Feldman dislikes the term "voucher" and instead says "premium support" more accurately characterizes the proposed government payment to individuals to help them buy insurance. Cravaack doesn't like the word "voucher" either.
Henry Aaron of the Brookings Institution helped coin the phrase "premium support" to counter negative connotations associated with using "voucher" when Bill Clinton was president.
"Back in 1996 there a lot of voucher proposals floating around and they were getting a bad name," he said.
Aaron said what's proposed in the Ryan plan is absolutely a voucher because the increase in the payment for insurance would be tied to the growth of the U.S. economy, not the cost of health care.
"In this case premium support is a voucher plan with certain bells and whistles," Aaron said.
Cravaack said he is not worried Democrats will able to scare voters into thinking he and other Republicans want to dismantle Medicare with what he insists is a premium support.
"I'm looking forward to the debates and I'm looking forward to discussing the issues about Medicare," Cravaack said.
He said at least Republicans are proposing something to address future Medicare insolvency. Like Feldman, Cravaack notes this is not the first time such a proposal has come up.
"We have a plan that saves Medicare and it's a very viable plan and again, this plan comes from Alice Rivlin under the Clinton administration," Cravaack said. "I mean, this is actually a Democrat plan. I mean how come they were for it then but they're not for it now?"

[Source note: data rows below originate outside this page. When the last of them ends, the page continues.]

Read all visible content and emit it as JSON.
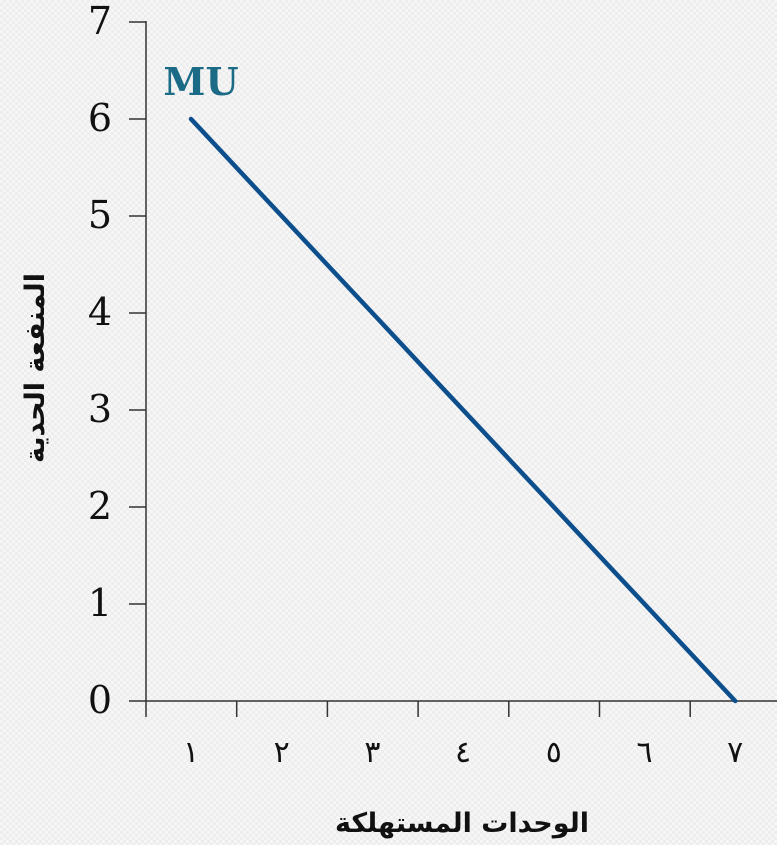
{
  "chart_data": {
    "type": "line",
    "title": "",
    "xlabel": "الوحدات المستهلكة",
    "ylabel": "المنفعة الحدية",
    "x_categories": [
      "١",
      "٢",
      "٣",
      "٤",
      "٥",
      "٦",
      "٧"
    ],
    "y_ticks": [
      "0",
      "1",
      "2",
      "3",
      "4",
      "5",
      "6",
      "7"
    ],
    "ylim": [
      0,
      7
    ],
    "grid": false,
    "series": [
      {
        "name": "MU",
        "color": "#0d4f8c",
        "label_color": "#1b6b86",
        "points": [
          [
            1,
            6
          ],
          [
            7,
            0
          ]
        ]
      }
    ]
  }
}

But Nolan and other many other Democrats say converting Medicare into a voucher system would be a boon for the insurance industry at the expense of seniors.
"Cravaack would turn Medicare over to the insurance industry and I oppose that," Nolan said.
Referring to Medicare's low administrative costs relative to what private insurers spend on overhead, Nolan said, "It costs roughly 3 or 4 percent to administer Medicare. Private insurance on average runs somewhere between 27 and 30 percent administrative costs. So once you turn Medicare back over to the insurance industry, you know, right out of the chute you are dramatically increasing the administrative costs."
While it is clear private insurance companies spend much more on overhead than Medicare, analysts say it is difficult determine exactly how much more.
Nolan and Cravaack meet for their first debate next week in Duluth. If their ad campaigns are any indication, expect a vigorous discussion of the GOP Medicare voucher plan and whether Democrats have any alternative to addressing the explosive growth and cost of Medicare.